ClickHouse can proceed with different actions when the limit is reached. Use [join_overflow_mode](#settings-join_overflow_mode) settings to choose the action.
Possible values:
- Positive integer.
- 0 — Memory control is disabled.
Default value: 0.
## join_overflow_mode {#settings-join_overflow_mode}
Defines what action ClickHouse performs when any of the following join limits is reached:
- [max_bytes_in_join](#settings-max_bytes_in_join)
- [max_rows_in_join](#settings-max_rows_in_join)
Possible values:
- `THROW` — ClickHouse throws an exception and breaks operation.
- `BREAK` — ClickHouse breaks operation and does not throw an exception.
Default value: `THROW`.
**See Also**
- [JOIN clause](../../sql-reference/statements/select/join.md#select-join)
- [Join table engine](../../engines/table-engines/special/join.md)
## max_partitions_per_insert_block {#settings-max_partitions_per_insert_block}
Limits the maximum number of partitions in a single inserted block.
- Positive integer.
- 0 — Unlimited number of partitions.
Default value: 100.
**Details**
When inserting data, ClickHouse calculates the number of partitions in the inserted block.

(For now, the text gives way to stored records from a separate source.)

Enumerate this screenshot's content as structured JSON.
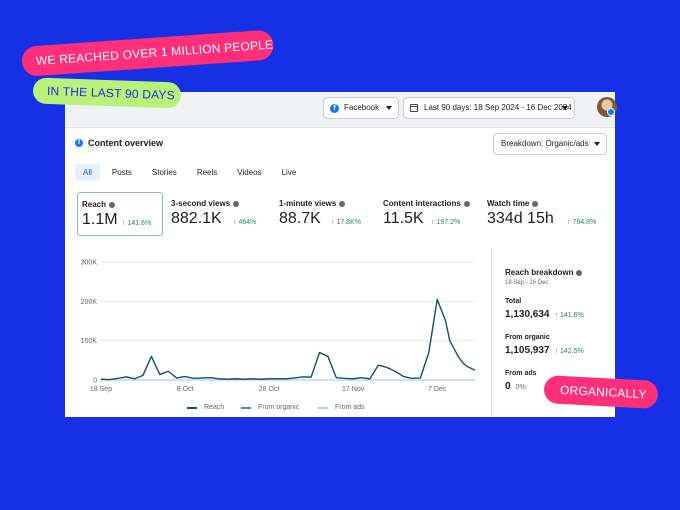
{
  "stickers": {
    "headline": "WE REACHED OVER 1 MILLION PEOPLE",
    "subline": "IN THE LAST 90 DAYS",
    "badge": "ORGANICALLY"
  },
  "colors": {
    "background": "#1630e6",
    "pink": "#ff2f79",
    "lime": "#b8f27a",
    "reach_line": "#1b4f5f",
    "positive": "#23875a"
  },
  "header": {
    "platform": "Facebook",
    "date_range": "Last 90 days: 18 Sep 2024 - 16 Dec 2024",
    "platform_icon": "facebook-icon",
    "date_icon": "calendar-icon"
  },
  "overview": {
    "title": "Content overview",
    "breakdown_select": "Breakdown: Organic/ads",
    "tabs": [
      "All",
      "Posts",
      "Stories",
      "Reels",
      "Videos",
      "Live"
    ],
    "active_tab": "All"
  },
  "metrics": [
    {
      "label": "Reach",
      "value": "1.1M",
      "change": "↑ 141.6%"
    },
    {
      "label": "3-second views",
      "value": "882.1K",
      "change": "↑ 464%"
    },
    {
      "label": "1-minute views",
      "value": "88.7K",
      "change": "↑ 17.8K%"
    },
    {
      "label": "Content interactions",
      "value": "11.5K",
      "change": "↑ 197.2%"
    },
    {
      "label": "Watch time",
      "value": "334d 15h",
      "change": "↑ 794.8%"
    }
  ],
  "chart_data": {
    "type": "line",
    "title": "",
    "xlabel": "",
    "ylabel": "",
    "ylim": [
      0,
      300000
    ],
    "y_ticks": [
      "300K",
      "200K",
      "100K",
      "0"
    ],
    "x_ticks": [
      "18 Sep",
      "8 Oct",
      "28 Oct",
      "17 Nov",
      "7 Dec"
    ],
    "x": [
      "18 Sep",
      "20 Sep",
      "22 Sep",
      "24 Sep",
      "26 Sep",
      "28 Sep",
      "30 Sep",
      "2 Oct",
      "4 Oct",
      "6 Oct",
      "8 Oct",
      "10 Oct",
      "12 Oct",
      "14 Oct",
      "16 Oct",
      "18 Oct",
      "20 Oct",
      "22 Oct",
      "24 Oct",
      "26 Oct",
      "28 Oct",
      "30 Oct",
      "1 Nov",
      "3 Nov",
      "5 Nov",
      "7 Nov",
      "9 Nov",
      "11 Nov",
      "13 Nov",
      "15 Nov",
      "17 Nov",
      "19 Nov",
      "21 Nov",
      "23 Nov",
      "25 Nov",
      "27 Nov",
      "29 Nov",
      "1 Dec",
      "3 Dec",
      "5 Dec",
      "7 Dec",
      "9 Dec",
      "10 Dec",
      "11 Dec",
      "12 Dec",
      "13 Dec",
      "14 Dec",
      "16 Dec"
    ],
    "grid": true,
    "legend_position": "bottom",
    "series": [
      {
        "name": "Reach",
        "values": [
          2000,
          1000,
          4000,
          8000,
          3000,
          12000,
          60000,
          14000,
          22000,
          5000,
          9000,
          4000,
          5000,
          6000,
          3000,
          2000,
          3000,
          2000,
          3000,
          2000,
          3000,
          3000,
          3000,
          5000,
          8000,
          7000,
          70000,
          60000,
          6000,
          4000,
          3000,
          6000,
          3000,
          38000,
          32000,
          22000,
          9000,
          4000,
          5000,
          70000,
          205000,
          150000,
          100000,
          80000,
          60000,
          45000,
          35000,
          25000
        ]
      },
      {
        "name": "From organic",
        "values": [
          2000,
          1000,
          4000,
          8000,
          3000,
          12000,
          60000,
          14000,
          22000,
          5000,
          9000,
          4000,
          5000,
          6000,
          3000,
          2000,
          3000,
          2000,
          3000,
          2000,
          3000,
          3000,
          3000,
          5000,
          8000,
          7000,
          70000,
          60000,
          6000,
          4000,
          3000,
          6000,
          3000,
          38000,
          32000,
          22000,
          9000,
          4000,
          5000,
          70000,
          205000,
          150000,
          100000,
          80000,
          60000,
          45000,
          35000,
          25000
        ]
      },
      {
        "name": "From ads",
        "values": [
          0,
          0,
          0,
          0,
          0,
          0,
          0,
          0,
          0,
          0,
          0,
          0,
          0,
          0,
          0,
          0,
          0,
          0,
          0,
          0,
          0,
          0,
          0,
          0,
          0,
          0,
          0,
          0,
          0,
          0,
          0,
          0,
          0,
          0,
          0,
          0,
          0,
          0,
          0,
          0,
          0,
          0,
          0,
          0,
          0,
          0,
          0,
          0
        ]
      }
    ]
  },
  "breakdown": {
    "title": "Reach breakdown",
    "subtitle": "18 Sep - 16 Dec",
    "total_label": "Total",
    "total_value": "1,130,634",
    "total_change": "↑ 141.6%",
    "organic_label": "From organic",
    "organic_value": "1,105,937",
    "organic_change": "↑ 142.5%",
    "ads_label": "From ads",
    "ads_value": "0",
    "ads_change": "0%"
  }
}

If the number of partitions is more than `max_partitions_per_insert_block`, ClickHouse either logs a warning or throws an exception based on `throw_on_max_partitions_per_insert_block`. Exceptions have the following text:
> “Too many partitions for a single INSERT block (`partitions_count` partitions, limit is ” + toString(max_partitions) + “). The limit is controlled by the max_partitions_per_insert_block setting. A large number of partitions is a common misconception. It will lead to severe negative performance impact, including slow server startup, slow INSERT queries and slow SELECT queries. Recommended total number of partitions for a table is under 1000..10000. Please note, that partitioning is not intended to speed up SELECT queries (ORDER BY key is sufficient to make range queries fast). Partitions are intended for data manipulation (DROP PARTITION, etc).”

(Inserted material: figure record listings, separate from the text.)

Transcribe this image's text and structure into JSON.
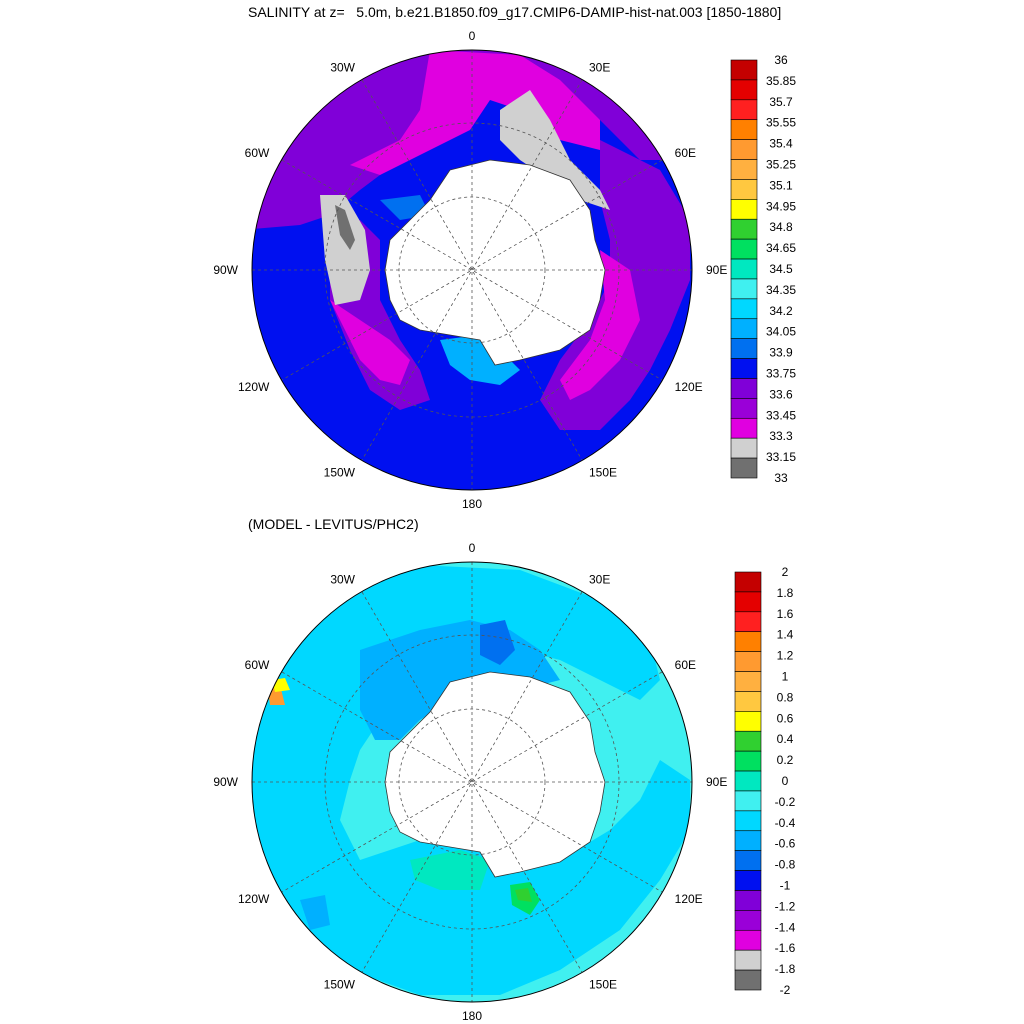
{
  "top_panel": {
    "title": "SALINITY at z=   5.0m, b.e21.B1850.f09_g17.CMIP6-DAMIP-hist-nat.003 [1850-1880]",
    "longitude_labels": [
      "0",
      "30E",
      "60E",
      "90E",
      "120E",
      "150E",
      "180",
      "150W",
      "120W",
      "90W",
      "60W",
      "30W"
    ],
    "colorbar": {
      "labels": [
        "36",
        "35.85",
        "35.7",
        "35.55",
        "35.4",
        "35.25",
        "35.1",
        "34.95",
        "34.8",
        "34.65",
        "34.5",
        "34.35",
        "34.2",
        "34.05",
        "33.9",
        "33.75",
        "33.6",
        "33.45",
        "33.3",
        "33.15",
        "33"
      ],
      "colors": [
        "#c40000",
        "#e40000",
        "#ff2020",
        "#ff8000",
        "#ff9a30",
        "#ffb040",
        "#ffc840",
        "#ffff00",
        "#30d030",
        "#00e060",
        "#00e8c0",
        "#40f0f0",
        "#00d8ff",
        "#00b0ff",
        "#0070f0",
        "#0010f0",
        "#8000d8",
        "#9a00d8",
        "#e000e0",
        "#d0d0d0",
        "#707070"
      ]
    }
  },
  "bottom_panel": {
    "title": "(MODEL - LEVITUS/PHC2)",
    "longitude_labels": [
      "0",
      "30E",
      "60E",
      "90E",
      "120E",
      "150E",
      "180",
      "150W",
      "120W",
      "90W",
      "60W",
      "30W"
    ],
    "colorbar": {
      "labels": [
        "2",
        "1.8",
        "1.6",
        "1.4",
        "1.2",
        "1",
        "0.8",
        "0.6",
        "0.4",
        "0.2",
        "0",
        "-0.2",
        "-0.4",
        "-0.6",
        "-0.8",
        "-1",
        "-1.2",
        "-1.4",
        "-1.6",
        "-1.8",
        "-2"
      ],
      "colors": [
        "#c40000",
        "#e40000",
        "#ff2020",
        "#ff8000",
        "#ff9a30",
        "#ffb040",
        "#ffc840",
        "#ffff00",
        "#30d030",
        "#00e060",
        "#00e8c0",
        "#40f0f0",
        "#00d8ff",
        "#00b0ff",
        "#0070f0",
        "#0010f0",
        "#8000d8",
        "#9a00d8",
        "#e000e0",
        "#d0d0d0",
        "#707070"
      ]
    }
  }
}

## throw_on_max_partitions_per_insert_block {#settings-throw_on_max_partition_per_insert_block}
Allows you to control behaviour when `max_partitions_per_insert_block` is reached.
- `true` - When an insert block reaches `max_partitions_per_insert_block`, an exception is raised.

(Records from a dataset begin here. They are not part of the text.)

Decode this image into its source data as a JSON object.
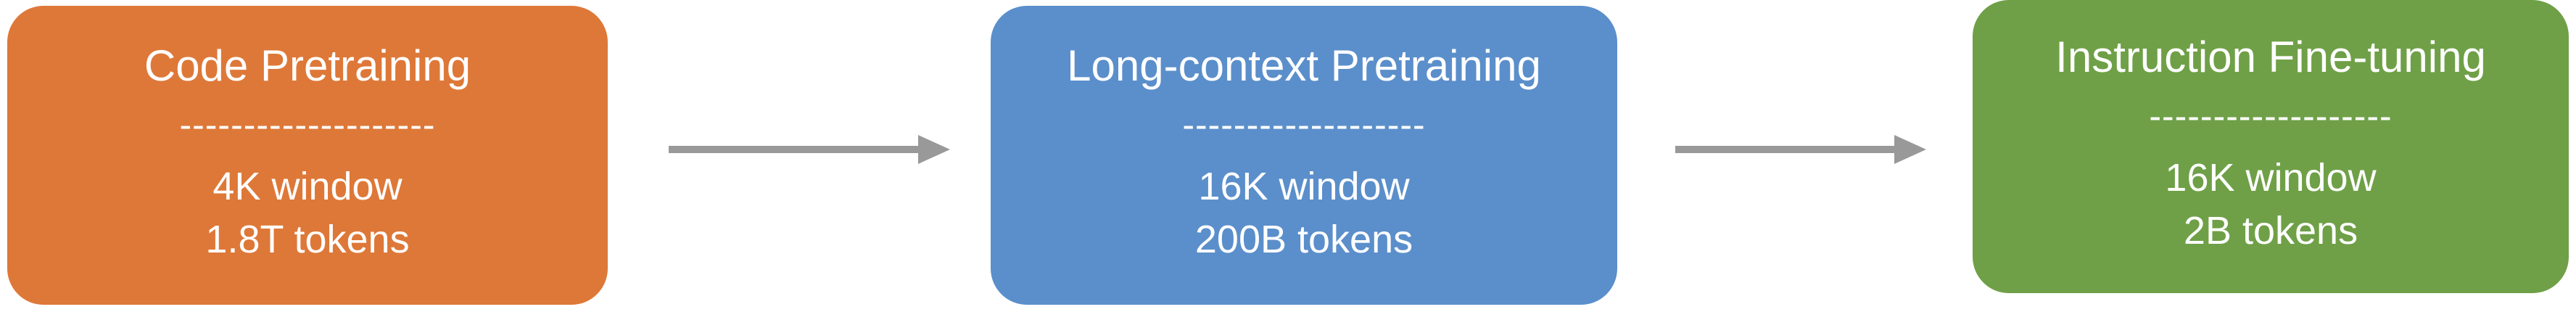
{
  "colors": {
    "code_pretraining": "#DE7838",
    "long_context_pretraining": "#5B8FCB",
    "instruction_fine_tuning": "#6FA047",
    "arrow": "#999999",
    "text": "#FFFFFF"
  },
  "stages": [
    {
      "title": "Code Pretraining",
      "divider": "--------------------",
      "details": [
        "4K window",
        "1.8T tokens"
      ]
    },
    {
      "title": "Long-context Pretraining",
      "divider": "-------------------",
      "details": [
        "16K window",
        "200B tokens"
      ]
    },
    {
      "title": "Instruction Fine-tuning",
      "divider": "-------------------",
      "details": [
        "16K window",
        "2B tokens"
      ]
    }
  ],
  "icons": {
    "arrow_1": "arrow-right-icon",
    "arrow_2": "arrow-right-icon"
  }
}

- `false` - Logs a warning when `max_partitions_per_insert_block` is reached.
Default value: `true`
## max_temporary_data_on_disk_size_for_user {#settings_max_temporary_data_on_disk_size_for_user}
The maximum amount of data consumed by temporary files on disk in bytes for all concurrently running user queries.
Zero means unlimited.
Default value: 0.
## max_temporary_data_on_disk_size_for_query {#settings_max_temporary_data_on_disk_size_for_query}
The maximum amount of data consumed by temporary files on disk in bytes for all concurrently running queries.
Zero means unlimited.
Default value: 0.
## max_sessions_for_user {#max-sessions-per-user}
Maximum number of simultaneous sessions per authenticated user to the ClickHouse server.
Example:
``` xml
<profiles>
<single_session_profile>
<max_sessions_for_user>1</max_sessions_for_user>
</single_session_profile>
<two_sessions_profile>
<max_sessions_for_user>2</max_sessions_for_user>
</two_sessions_profile>
<unlimited_sessions_profile>
<max_sessions_for_user>0</max_sessions_for_user>
</unlimited_sessions_profile>
</profiles>
<users>
<!-- User Alice can connect to a ClickHouse server no more than once at a time. -->
<Alice>
<profile>single_session_user</profile>
</Alice>
<!-- User Bob can use 2 simultaneous sessions. -->
<Bob>
<profile>two_sessions_profile</profile>
</Bob>
<!-- User Charles can use arbitrarily many of simultaneous sessions. -->
<Charles>
<profile>unlimited_sessions_profile</profile>
</Charles>
</users>
```
Default value: 0 (Infinite count of simultaneous sessions).
## max_partitions_to_read {#max-partitions-to-read}
Limits the maximum number of partitions that can be accessed in one query.
The setting value specified when the table is created can be overridden via query-level setting.
Possible values:
- Any positive integer.
Default value: -1 (unlimited).
You can also specify a MergeTree setting [max_partitions_to_read](merge-tree-settings#max-partitions-to-read) in tables' setting.